The “Panama Papers” are back in the news with confirmation last week that federal prosecutors are conducting a criminal investigation of individuals at the Panama-based law firm Mossack Fonseca. The Justice Department and Manhattan U.S. Attorney’s Office are investigating whether some at the law firm knowingly helped its clients launder money or evade taxes, according to the Wall Street Journal. The investigation is the latest in a series of recent international developments (most notably the Brexit vote) that underscore the need for global corporations to ensure compliance with money laundering regulations when pursuing tax strategies.

To refresh everyone’s memory, the “Panama Papers” scandal blew up in April when the International Consortium of Investigative Journalists released a report on 11.5 million confidential documents hacked from Mossack Fonseca and leaked to journalists. The report revealed, among other sensitive information, that Mossack Fonseca used global law firms and large banks to create hundreds of thousands of offshore shell companies in more than 200 countries and territories, including more than 6,000 shell companies linked to the U.S. Many of the countries where the shell companies were formed have no online registry. The majority of those of companies provided no information about shareholders and their identities remain secret.

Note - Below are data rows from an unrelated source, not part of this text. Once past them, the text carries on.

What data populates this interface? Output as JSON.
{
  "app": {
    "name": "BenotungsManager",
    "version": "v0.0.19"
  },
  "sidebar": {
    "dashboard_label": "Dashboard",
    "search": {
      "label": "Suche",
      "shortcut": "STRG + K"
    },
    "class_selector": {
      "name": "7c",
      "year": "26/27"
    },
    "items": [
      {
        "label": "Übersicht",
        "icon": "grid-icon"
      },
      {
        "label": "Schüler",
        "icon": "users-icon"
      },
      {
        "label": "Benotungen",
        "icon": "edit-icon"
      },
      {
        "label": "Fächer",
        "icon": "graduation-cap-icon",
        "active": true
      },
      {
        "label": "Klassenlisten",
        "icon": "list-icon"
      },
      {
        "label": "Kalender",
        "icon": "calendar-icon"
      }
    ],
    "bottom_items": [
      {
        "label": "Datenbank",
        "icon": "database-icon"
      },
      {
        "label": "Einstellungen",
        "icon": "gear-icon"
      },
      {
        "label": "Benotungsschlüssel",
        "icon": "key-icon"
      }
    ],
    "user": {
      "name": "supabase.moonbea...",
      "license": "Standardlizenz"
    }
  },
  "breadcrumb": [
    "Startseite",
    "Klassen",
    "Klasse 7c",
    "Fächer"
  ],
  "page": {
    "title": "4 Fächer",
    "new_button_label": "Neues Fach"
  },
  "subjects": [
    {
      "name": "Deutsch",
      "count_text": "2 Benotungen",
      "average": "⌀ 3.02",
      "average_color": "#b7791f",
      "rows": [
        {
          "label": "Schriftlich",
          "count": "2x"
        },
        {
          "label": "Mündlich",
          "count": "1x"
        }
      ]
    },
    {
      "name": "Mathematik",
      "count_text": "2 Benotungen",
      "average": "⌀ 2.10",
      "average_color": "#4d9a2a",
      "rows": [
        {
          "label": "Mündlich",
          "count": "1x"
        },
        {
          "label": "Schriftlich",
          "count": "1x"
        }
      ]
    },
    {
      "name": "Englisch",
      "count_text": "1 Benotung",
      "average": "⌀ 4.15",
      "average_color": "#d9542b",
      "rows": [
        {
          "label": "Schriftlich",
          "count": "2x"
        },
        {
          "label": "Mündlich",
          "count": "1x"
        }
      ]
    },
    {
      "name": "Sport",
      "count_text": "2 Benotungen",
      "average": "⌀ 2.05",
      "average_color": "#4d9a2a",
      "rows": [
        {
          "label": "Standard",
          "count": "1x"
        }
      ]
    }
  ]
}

While some of Mossack Fonseca’s activities were questionable at best – the law firm has admitted to back-dating documents – many of the firm’s permissible legal business practices have come under scrutiny. Specifically, there is nothing illegal about creating offshore companies to reduce tax exposure, and some jurisdictions allow shareholders to remain anonymous or use nominees or registered agents. However, the wide-scale use of shell companies, coupled with with the fact that the list of identified clients includes celebrities, politicians and other famous individuals dodging their tax responsibilities, has created a firestorm of public outrage, the results of which have included the resignation of Iceland’s prime minister and calls for his British and Pakistani counterparts to do the same.

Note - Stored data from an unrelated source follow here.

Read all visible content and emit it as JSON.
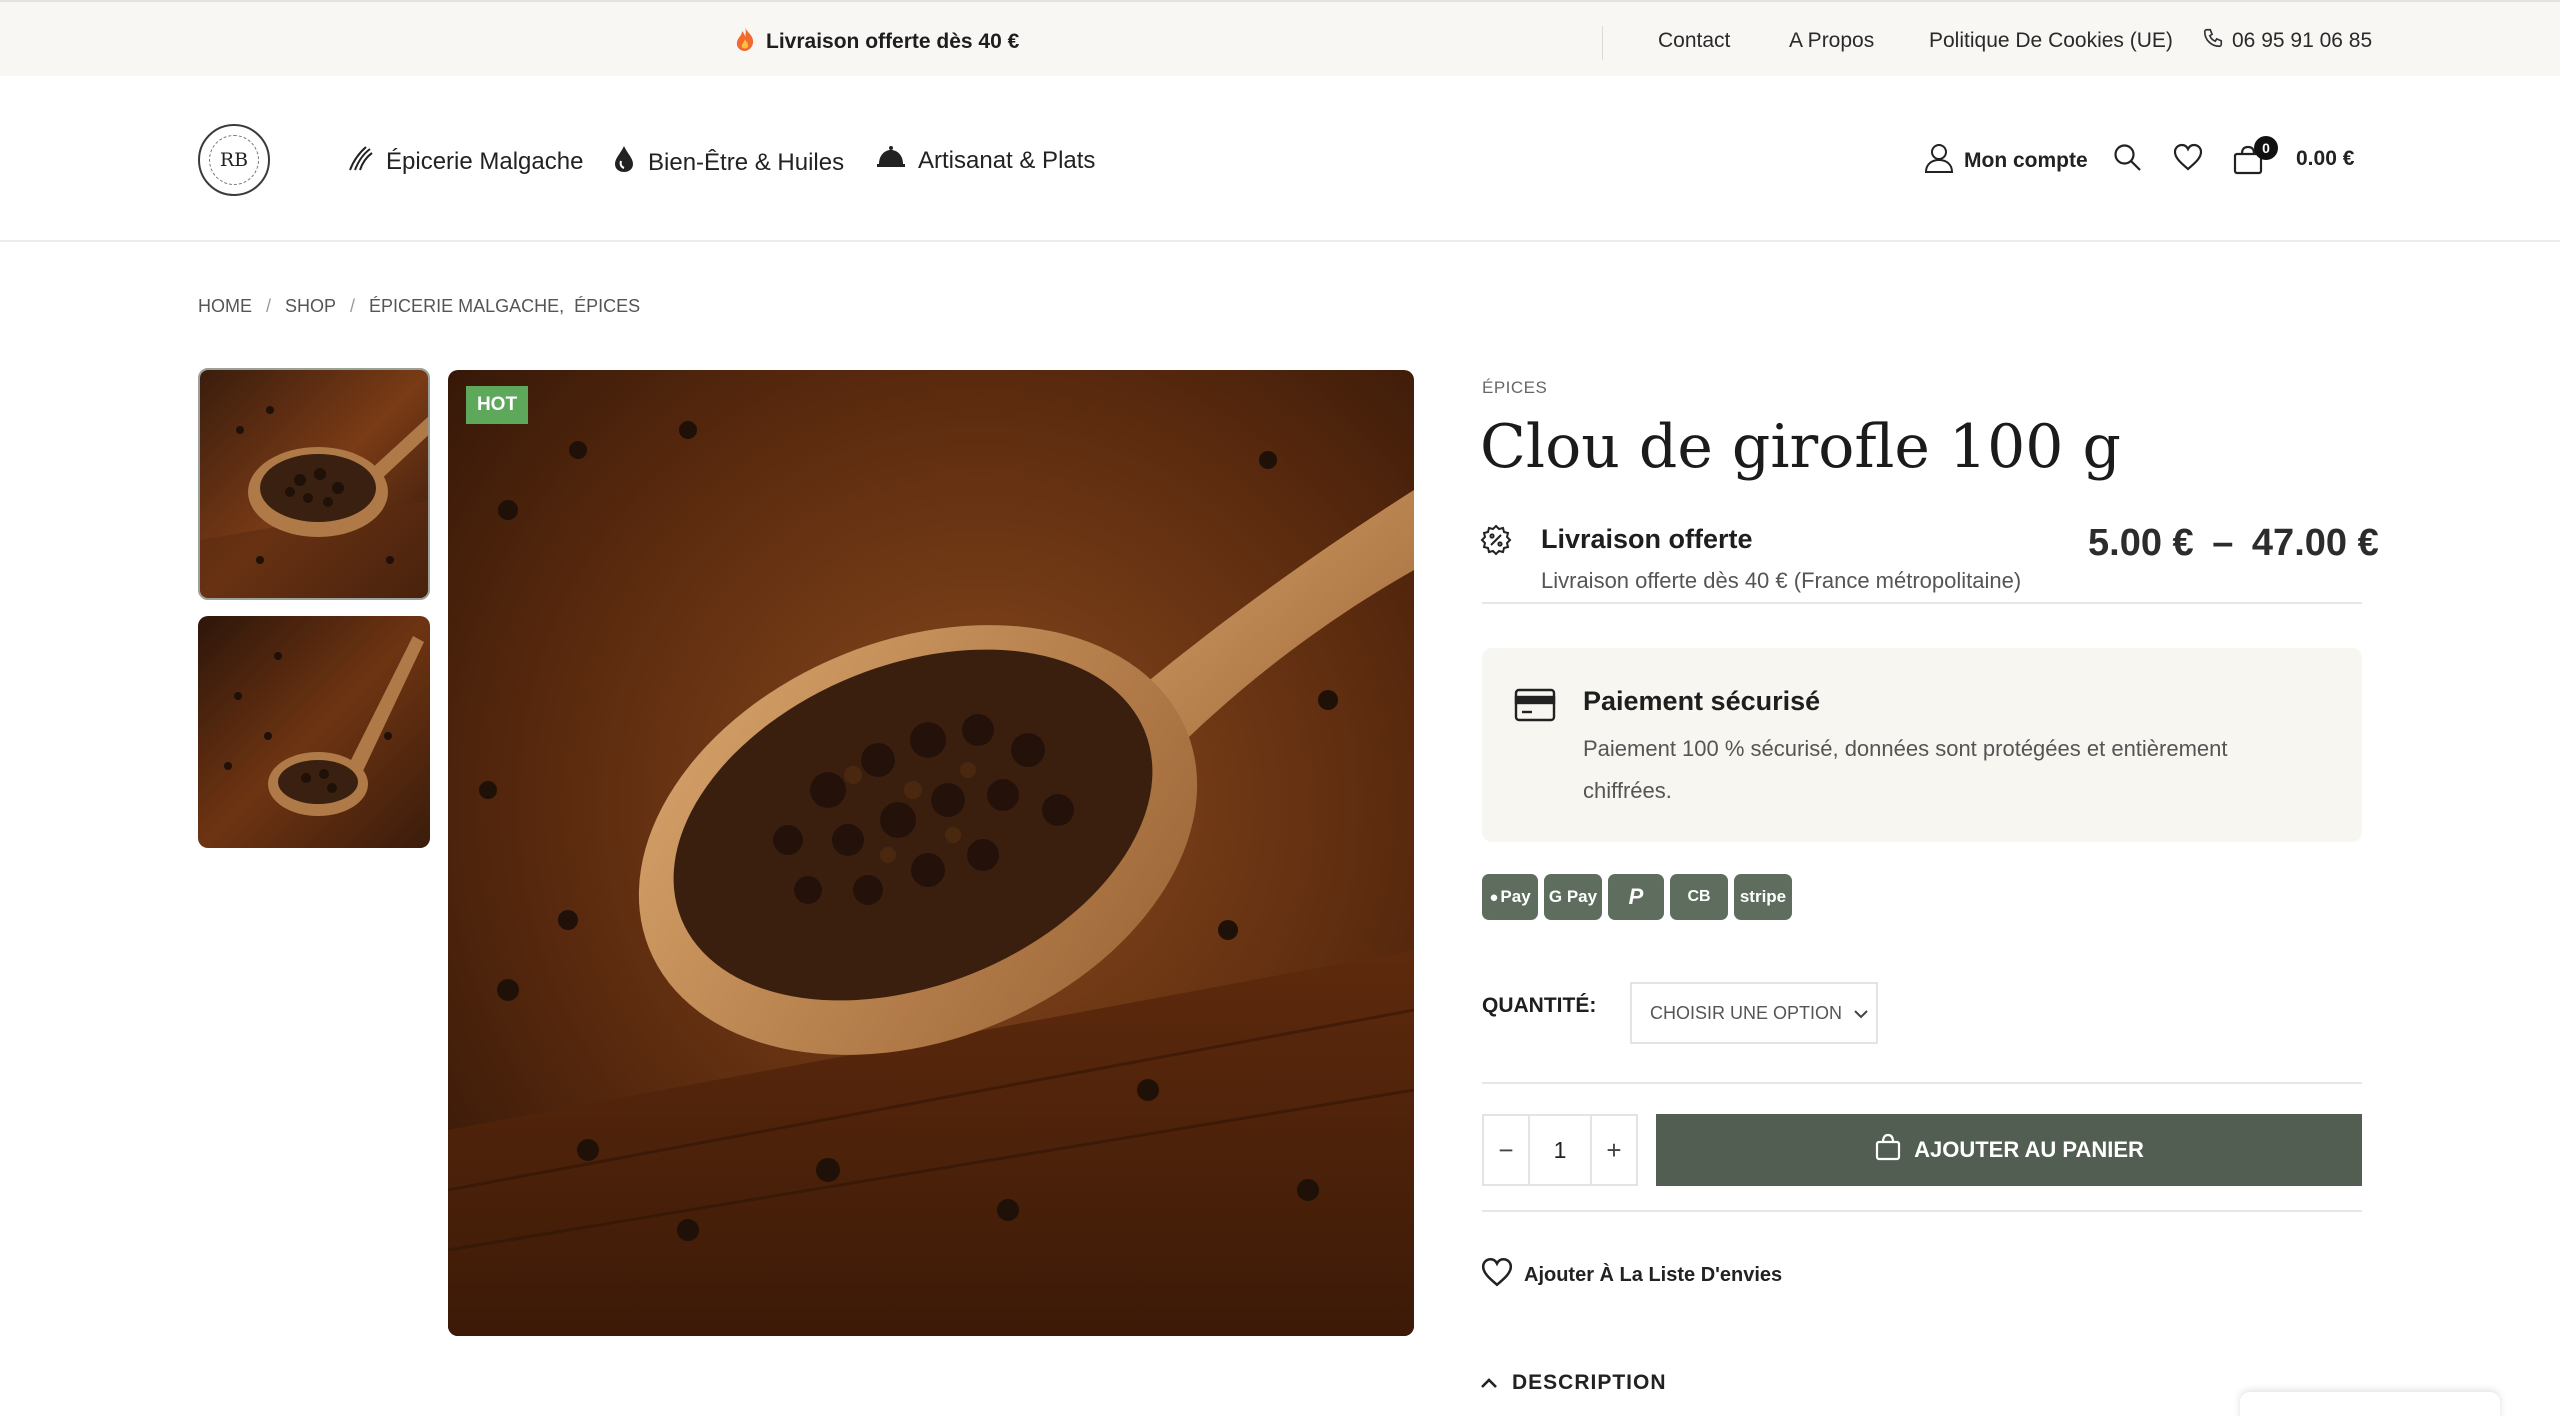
{
  "topbar": {
    "promo_text": "Livraison offerte dès 40 €",
    "links": [
      "Contact",
      "A Propos",
      "Politique De Cookies (UE)"
    ],
    "phone": "06 95 91 06 85"
  },
  "header": {
    "logo_text": "RB",
    "nav": [
      {
        "label": "Épicerie Malgache",
        "icon": "vanilla-icon"
      },
      {
        "label": "Bien-Être & Huiles",
        "icon": "drop-icon"
      },
      {
        "label": "Artisanat & Plats",
        "icon": "cloche-icon"
      }
    ],
    "account_label": "Mon compte",
    "cart_count": "0",
    "cart_total": "0.00 €"
  },
  "breadcrumb": [
    "HOME",
    "SHOP",
    "ÉPICERIE MALGACHE,",
    "ÉPICES"
  ],
  "product": {
    "badge": "HOT",
    "category": "ÉPICES",
    "title": "Clou de girofle 100 g",
    "price_min": "5.00 €",
    "price_sep": "–",
    "price_max": "47.00 €",
    "shipping_title": "Livraison offerte",
    "shipping_text": "Livraison offerte dès 40 € (France métropolitaine)",
    "secure_title": "Paiement sécurisé",
    "secure_text": "Paiement 100 % sécurisé, données sont protégées et entièrement chiffrées.",
    "payment_methods": [
      "Pay",
      "G Pay",
      "P",
      "CB",
      "stripe"
    ],
    "quantity_label": "QUANTITÉ:",
    "select_placeholder": "CHOISIR UNE OPTION",
    "quantity_value": "1",
    "minus": "−",
    "plus": "+",
    "add_to_cart": "AJOUTER AU PANIER",
    "wishlist": "Ajouter À La Liste D'envies",
    "description_tab": "DESCRIPTION"
  },
  "colors": {
    "accent_green": "#525e51",
    "hot_badge": "#5da85b",
    "topbar_bg": "#f8f7f4",
    "secure_bg": "#f7f6f0"
  }
}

Still, the increased scrutiny from regulators and investigators, as well as the political bluster that has followed the scandal has rightly caused some anxiety for companies with sophisticated international operations. There are, however, compliance monitoring and other precautionary steps that can be taken to limit exposure to investigations and penalties. Here are a few:

  1. Ensure you are constantly monitoring the OFAC list - “Know Your Customer"
  2. Understand the money-laundering regulations in ALL jurisdictions where you do business
  3. Conduct thorough risk assessments
  4. Using risk assessment data, review and update compliance plans

Potential New Legislation

  • In light of the Panama Papers, Congress is working on legislation to ensure more corporate transparency. The fate of the Incorporation Transparency and Law Enforcement Assistance Act will depend on the outcome of the Presidential election. The bill seeks to:

“ensure that persons who form corporations or limited liability companies in the United States disclose the beneficial owners of those corporations or limited liability companies, in order to prevent wrongdoers from exploiting United States corporations and limited liability companies for criminal gain, to assist law enforcement in detecting, preventing, and punishing terrorism, money laundering, and other misconduct involving United States corporations and limited liability companies, and for other purposes.”

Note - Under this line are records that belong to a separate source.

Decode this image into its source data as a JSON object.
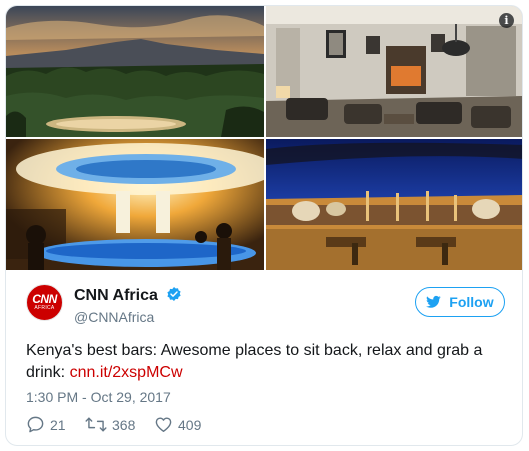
{
  "media": {
    "info_icon_label": "i",
    "images": [
      {
        "name": "mountain-landscape-photo"
      },
      {
        "name": "lounge-interior-photo"
      },
      {
        "name": "illuminated-bar-photo"
      },
      {
        "name": "rooftop-terrace-photo"
      }
    ]
  },
  "author": {
    "avatar_text": "CNN",
    "avatar_subtext": "AFRICA",
    "display_name": "CNN Africa",
    "handle": "@CNNAfrica",
    "follow_label": "Follow"
  },
  "tweet": {
    "text": "Kenya's best bars: Awesome places to sit back, relax and grab a drink: ",
    "link_text": "cnn.it/2xspMCw",
    "timestamp": "1:30 PM - Oct 29, 2017"
  },
  "actions": {
    "reply_count": "21",
    "retweet_count": "368",
    "like_count": "409"
  },
  "colors": {
    "brand_blue": "#1da1f2",
    "link_red": "#cc0000",
    "secondary_text": "#657786",
    "primary_text": "#14171a",
    "avatar_red": "#cc0000"
  }
}
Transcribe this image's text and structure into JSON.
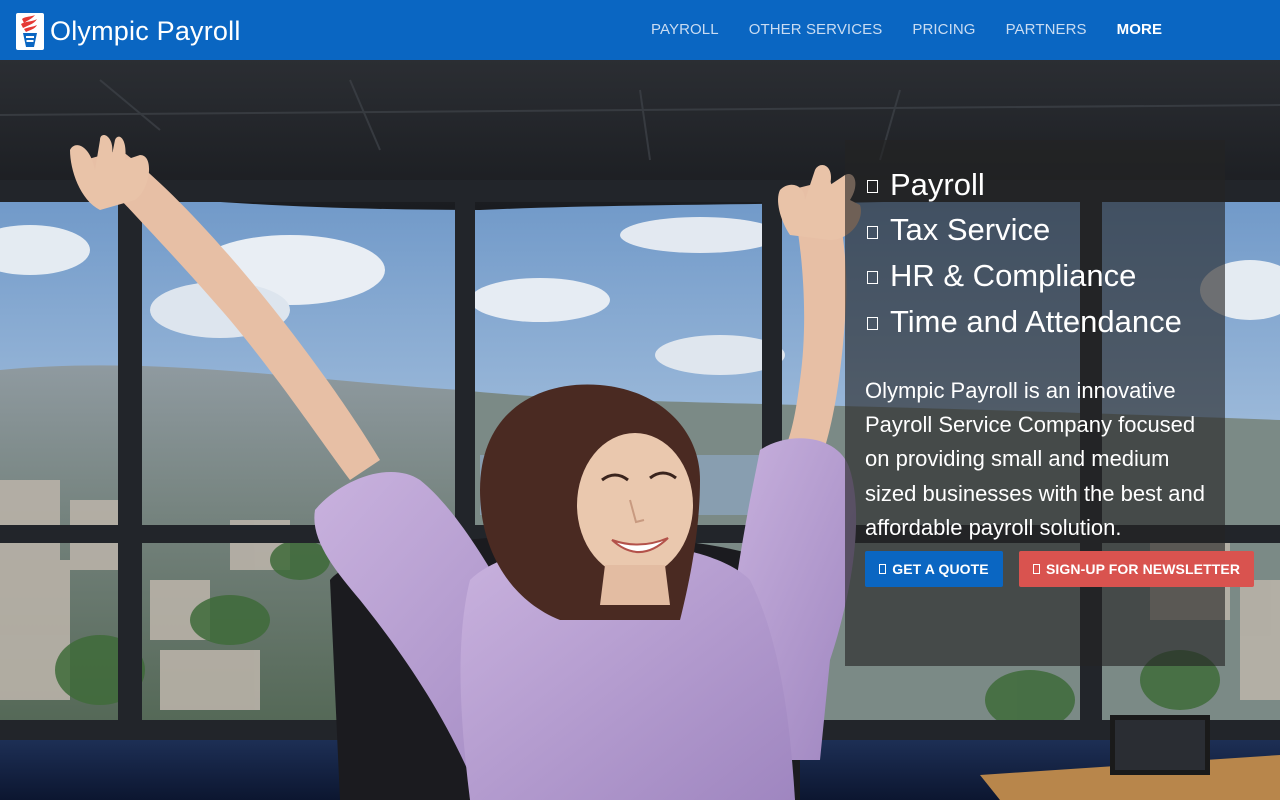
{
  "brand": {
    "name": "Olympic Payroll",
    "logo_icon": "olympic-torch-logo"
  },
  "nav": {
    "items": [
      {
        "label": "PAYROLL"
      },
      {
        "label": "OTHER SERVICES"
      },
      {
        "label": "PRICING"
      },
      {
        "label": "PARTNERS"
      },
      {
        "label": "MORE"
      }
    ]
  },
  "hero": {
    "services": [
      {
        "label": "Payroll",
        "icon": "check-square-icon"
      },
      {
        "label": "Tax Service",
        "icon": "check-square-icon"
      },
      {
        "label": "HR & Compliance",
        "icon": "check-square-icon"
      },
      {
        "label": "Time and Attendance",
        "icon": "check-square-icon"
      }
    ],
    "description": "Olympic Payroll is an innovative Payroll Service Company focused on providing small and medium sized businesses with the best and affordable payroll solution.",
    "quote_button": "GET A QUOTE",
    "newsletter_button": "SIGN-UP FOR NEWSLETTER"
  },
  "colors": {
    "nav_bg": "#0a66c2",
    "primary_button": "#0a66c2",
    "danger_button": "#d9534f"
  }
}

  • Changes to Fed.R.Crim.P 4 - Service in Foreign Countries

New Rule amendments have been submitted for comment by the U.S. Supreme Court. The rule changes will eliminate the restrictions on foreign service by providing express means for serving foreign defendants that do not maintain a domestic agent, principal place of business or mailing address. If approved, the changes would take effect December 1, 2016.

In pertinent part, the rule change says a summons is served on an organization not within a judicial district of the United States:

  1. by delivering a copy, in a manner authorized by the foreign jurisdiction’s law, to an officer, to a managing or general agent, or to an agent appointed or legally authorized to receive service of process; or
  2. by any other means that gives notice, including one that is:
    1. stipulated by the parties;
    2. undertaken by a foreign authority in response to a letter rogatory, a letter of request, or a request submitted under an applicable international agreement; or
    3. permitted by an applicable international agreement.

This change will make it easier for the government and others to serve individuals and corporations in criminal and civil matters outside the U.S.